SA accountants proudly live up to their deserved reputation as trusted custodians of real value in the case of the constant items salaries and wages. They very responsibly admit that the real value of salaries and wages would be destroyed if the destruction of the real value of the unstable medium of exchange in SA, the always depreciating Rand, is not compensated for by valuing remuneration items in units of constant purchasing power; i.e., inflation-adjusting them in a low inflation environment. They vigorously reject the stable measuring unit assumption in the case of salaries and wages.


Retained Profits are constant items exactly the same as salaries and wages. When it comes to valuing Retained Profits and other balance sheet constant items, SA accountants slavishly follow their mentor’s advice and implement their very destructive stable measuring unit assumption whereby they now suddenly ASSUME that the Rand is perfectly stable and always had been perfectly stable. They refuse point blank to measure financial capital maintenance in units of constant purchasing power as the IASB has authorized them to do 20 years ago. They thus unknowingly and unintentionally destroy the real value of Retained Profits in all SA companies at a rate equal to the rate of inflation.

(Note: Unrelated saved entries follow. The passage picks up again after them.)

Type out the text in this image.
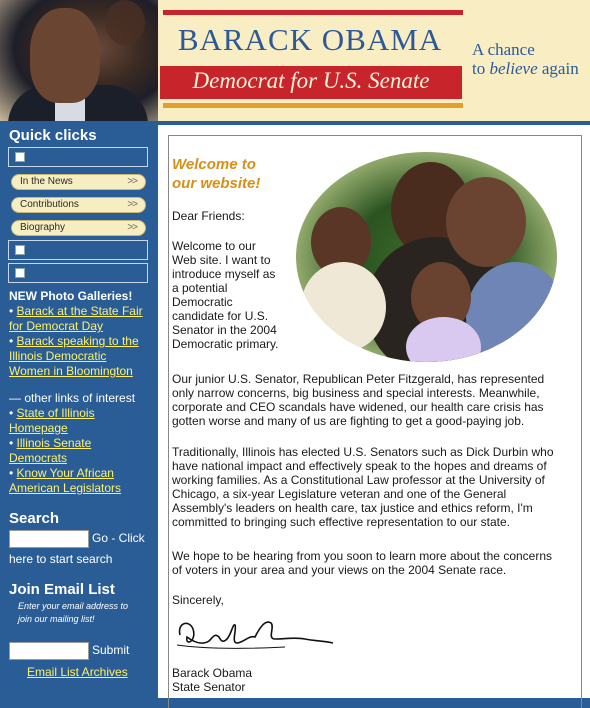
BARACK OBAMA
Democrat for U.S. Senate
A chance
to believe again
Quick clicks
In the News	>>
Contributions	>>
Biography	>>
NEW Photo Galleries!
• Barack at the State Fair for Democrat Day
• Barack speaking to the Illinois Democratic Women in Bloomington
— other links of interest
• State of Illinois Homepage
• Illinois Senate Democrats
• Know Your African American Legislators
Search
Go - Click
here to start search
Join Email List
Enter your email address to
join our mailing list!
Submit
Email List Archives
Welcome to
our website!
Dear Friends:
Welcome to our
Web site. I want to
introduce myself as
a potential
Democratic
candidate for U.S.
Senator in the 2004
Democratic primary.
Our junior U.S. Senator, Republican Peter Fitzgerald, has represented
only narrow concerns, big business and special interests. Meanwhile,
corporate and CEO scandals have widened, our health care crisis has
gotten worse and many of us are fighting to get a good-paying job.
Traditionally, Illinois has elected U.S. Senators such as Dick Durbin who
have national impact and effectively speak to the hopes and dreams of
working families. As a Constitutional Law professor at the University of
Chicago, a six-year Legislature veteran and one of the General
Assembly's leaders on health care, tax justice and ethics reform, I'm
committed to bringing such effective representation to our state.
We hope to be hearing from you soon to learn more about the concerns
of voters in your area and your views on the 2004 Senate race.
Sincerely,
Barack Obama
State Senator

Thus unnecessary destruction of real value in constant items never updated amounts to about R200 billion per annum in the SA real economy.

Financial capital maintenance in units of constant purchasing power as authorized by the IASB in the Framework, Par. 104 (a) in 1989 means inflation-adjusting all constant item accounts – income statement and balance sheet constant items – in a low inflation environment.